Hoover Dam is a concrete arch gravity dam in the Black canyon area of the Colorado river on the borders of Arizona and Nevada.  It was constructed between 1931 - 1936. It was dedicated on September 30, 1935 by Franklin Roosevelt.  The dam generators provide power for public and private utilities in Nevada, Arizona and California.  Nearly a million people visit the dam each year since it opened for tours in 1937.  US 93 ran along the dam's crest until Oct 2010 when Hoover Dam Bypass was opened. The Hoover Dam Bypass was proposed after 9/11 when vehicles utilizing Highway 93 got inspected.  A bypass would also allow for the growing traffic that utilized the highway between Arizona and Nevada.  The Mike O'Callaghan-Pat Tillman bridge is the first concrete-steel composite arch bridge built in the U.S. and is the longest concrete arch bridge in the Western Hemisphere.  It is located 1600 ft downstream of Hoover Dam and is 840 ft high over the Colorado river.  Some people refer to Hoover dam as Boulder dam.  That was the original name from 1931 - 1947 when the dam was renamed Hoover Dam honoring President Herbert Hoover.  Its construction was the result of a massive effort involving thousands of workers in some of the worst weather conditions especially in the summer when the temperatures actually hit 119 degrees.  There were over 112 deaths during the construction of the dam.  Two of the deaths were kind of creepy.  It happened  to a father and son.  J.G. Tierney was a surveyor who was searching  the Colorado river where the dam would be built in 1922 and drowned.  He is considered the first death of the construction of the dam.  His son, Patrick Tierney was the last man to die during the construction 13 years later to the day.

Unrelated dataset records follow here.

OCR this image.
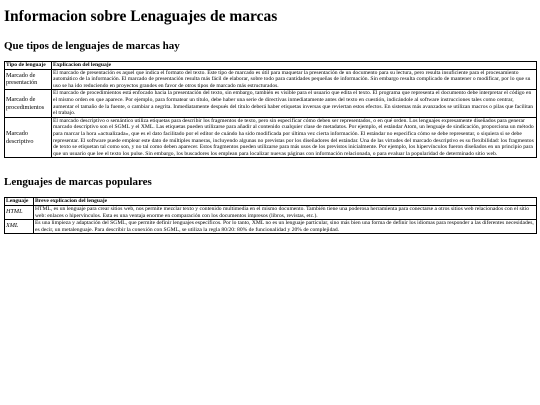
Informacion sobre Lenaguajes de marcas
Que tipos de lenguajes de marcas hay
Tipo de lenguaje	Explicacion del lenguaje
Marcado de presentación	El marcado de presentación es aquel que indica el formato del texto. Este tipo de marcado es útil para maquetar la presentación de un documento para su lectura, pero resulta insuficiente para el procesamiento automático de la información. El marcado de presentación resulta más fácil de elaborar, sobre todo para cantidades pequeñas de información. Sin embargo resulta complicado de mantener o modificar, por lo que su uso se ha ido reduciendo en proyectos grandes en favor de otros tipos de marcado más estructurados.
Marcado de procedimientos	El marcado de procedimientos está enfocado hacia la presentación del texto, sin embargo, también es visible para el usuario que edita el texto. El programa que representa el documento debe interpretar el código en el mismo orden en que aparece. Por ejemplo, para formatear un título, debe haber una serie de directivas inmediatamente antes del texto en cuestión, indicándole al software instrucciones tales como centrar, aumentar el tamaño de la fuente, o cambiar a negrita. Inmediatamente después del título deberá haber etiquetas inversas que reviertan estos efectos. En sistemas más avanzados se utilizan macros o pilas que facilitan el trabajo.
Marcado descriptivo	El marcado descriptivo o semántico utiliza etiquetas para describir los fragmentos de texto, pero sin especificar cómo deben ser representados, o en qué orden. Los lenguajes expresamente diseñados para generar marcado descriptivo son el SGML y el XML. Las etiquetas pueden utilizarse para añadir al contenido cualquier clase de metadatos. Por ejemplo, el estándar Atom, un lenguaje de sindicación, proporciona un método para marcar la hora «actualizada», que es el dato facilitado por el editor de cuándo ha sido modificada por última vez cierta información. El estándar no especifica cómo se debe representar, o siquiera si se debe representar. El software puede emplear este dato de múltiples maneras, incluyendo algunas no previstas por los diseñadores del estándar. Una de las virtudes del marcado descriptivo es su flexibilidad: los fragmentos de texto se etiquetan tal como son, y no tal como deben aparecer. Estos fragmentos pueden utilizarse para más usos de los previstos inicialmente. Por ejemplo, los hipervínculos fueron diseñados en un principio para que un usuario que lee el texto los pulse. Sin embargo, los buscadores los emplean para localizar nuevas páginas con información relacionada, o para evaluar la popularidad de determinado sitio web.
Lenguajes de marcas populares
Lenguaje	Breve explicacion del lenguaje
HTML	HTML, es un lenguaje para crear sitios web, nos permite mezclar texto y contenido multimedia en el mismo documento. También tiene una poderosa herramienta para conectarse a otros sitios web relacionados con el sitio web: enlaces o hipervínculos. Esta es una ventaja enorme en comparación con los documentos impresos (libros, revistas, etc.).
XML	Es una limpieza y adaptación del SGML, que permite definir lenguajes específicos. Por lo tanto, XML no es un lenguaje particular, sino más bien una forma de definir los idiomas para responder a las diferentes necesidades, es decir, un metalenguaje. Para describir la conexión con SGML, se utiliza la regla 80/20: 80% de funcionalidad y 20% de complejidad.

With building of the dam Lake Mead was created and is the largest reservoir in the U.S.  It was formed by water impouned by Hoover Dam.  It extends 112 miles behind the dam and hold approximately 28,500,000 acre feet of water.  Lake Mead draws most of its water from the snowmelt of Colorado, Wyoming and Utah Rocky Mountains.

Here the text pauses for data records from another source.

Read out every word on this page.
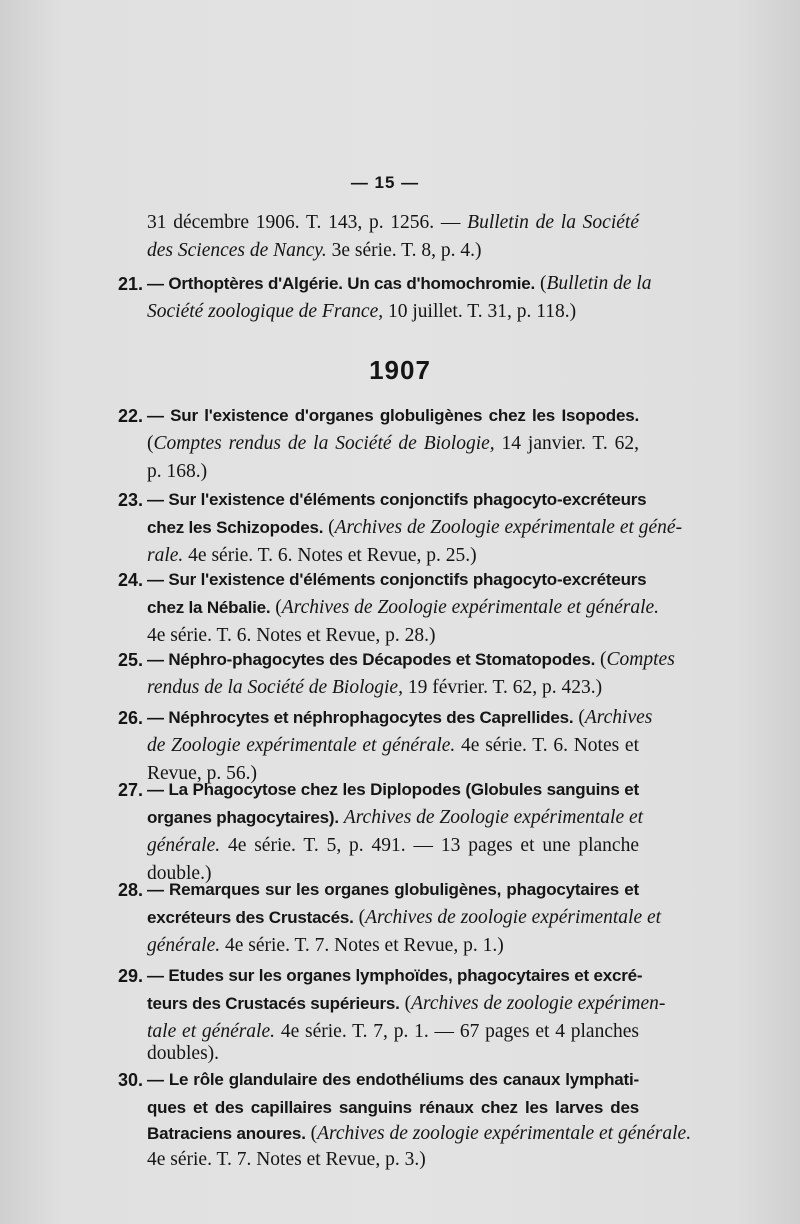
— 15 —
31 décembre 1906. T. 143, p. 1256. — Bulletin de la Société
des Sciences de Nancy. 3e série. T. 8, p. 4.)
21. — Orthoptères d'Algérie. Un cas d'homochromie. (Bulletin de la
Société zoologique de France, 10 juillet. T. 31, p. 118.)
1907
22. — Sur l'existence d'organes globuligènes chez les Isopodes.
(Comptes rendus de la Société de Biologie, 14 janvier. T. 62,
p. 168.)
23. — Sur l'existence d'éléments conjonctifs phagocyto-excréteurs
chez les Schizopodes. (Archives de Zoologie expérimentale et géné-
rale. 4e série. T. 6. Notes et Revue, p. 25.)
24. — Sur l'existence d'éléments conjonctifs phagocyto-excréteurs
chez la Nébalie. (Archives de Zoologie expérimentale et générale.
4e série. T. 6. Notes et Revue, p. 28.)
25. — Néphro-phagocytes des Décapodes et Stomatopodes. (Comptes
rendus de la Société de Biologie, 19 février. T. 62, p. 423.)
26. — Néphrocytes et néphrophagocytes des Caprellides. (Archives
de Zoologie expérimentale et générale. 4e série. T. 6. Notes et
Revue, p. 56.)
27. — La Phagocytose chez les Diplopodes (Globules sanguins et
organes phagocytaires). Archives de Zoologie expérimentale et
générale. 4e série. T. 5, p. 491. — 13 pages et une planche
double.)
28. — Remarques sur les organes globuligènes, phagocytaires et
excréteurs des Crustacés. (Archives de zoologie expérimentale et
générale. 4e série. T. 7. Notes et Revue, p. 1.)
29. — Etudes sur les organes lymphoïdes, phagocytaires et excré-
teurs des Crustacés supérieurs. (Archives de zoologie expérimen-
tale et générale. 4e série. T. 7, p. 1. — 67 pages et 4 planches
doubles).
30. — Le rôle glandulaire des endothéliums des canaux lymphati-
ques et des capillaires sanguins rénaux chez les larves des
Batraciens anoures. (Archives de zoologie expérimentale et générale.
4e série. T. 7. Notes et Revue, p. 3.)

Boulder City was originally built in 1931 by the Bureau of Reclamation (U.S. Department of the Interior) for the sole purpose of housing the workers building the dam.  It was decided to built this town as a semi permanent town instead of an area for temporary housing since building the dam was a years long project.  Boulder city was exceptionally rare as a town fully planned under government supervision.  With the building of Hoover Dam which represented optimism to the country during the depression the government continued that plan with Boulder city and used it as an example of what other cities built around the river would be like.  The town was designed to provide housing for over 5000 workers and their families.  House size and location was built by the jobs held at the Dam with executives and management homes builts on hills and around public buildings and parks and workers homes further away from public buildings and parks.  The government ran Boulder City well after the completion of the dam and did not relinquish the city until 1959.  On January 4, 1960 Boulder City was incorporated.  It was and is one of two towns in Nevada the does not allow gambling.  The population is 15,400 with a median income of $50,500 and a median age of 47.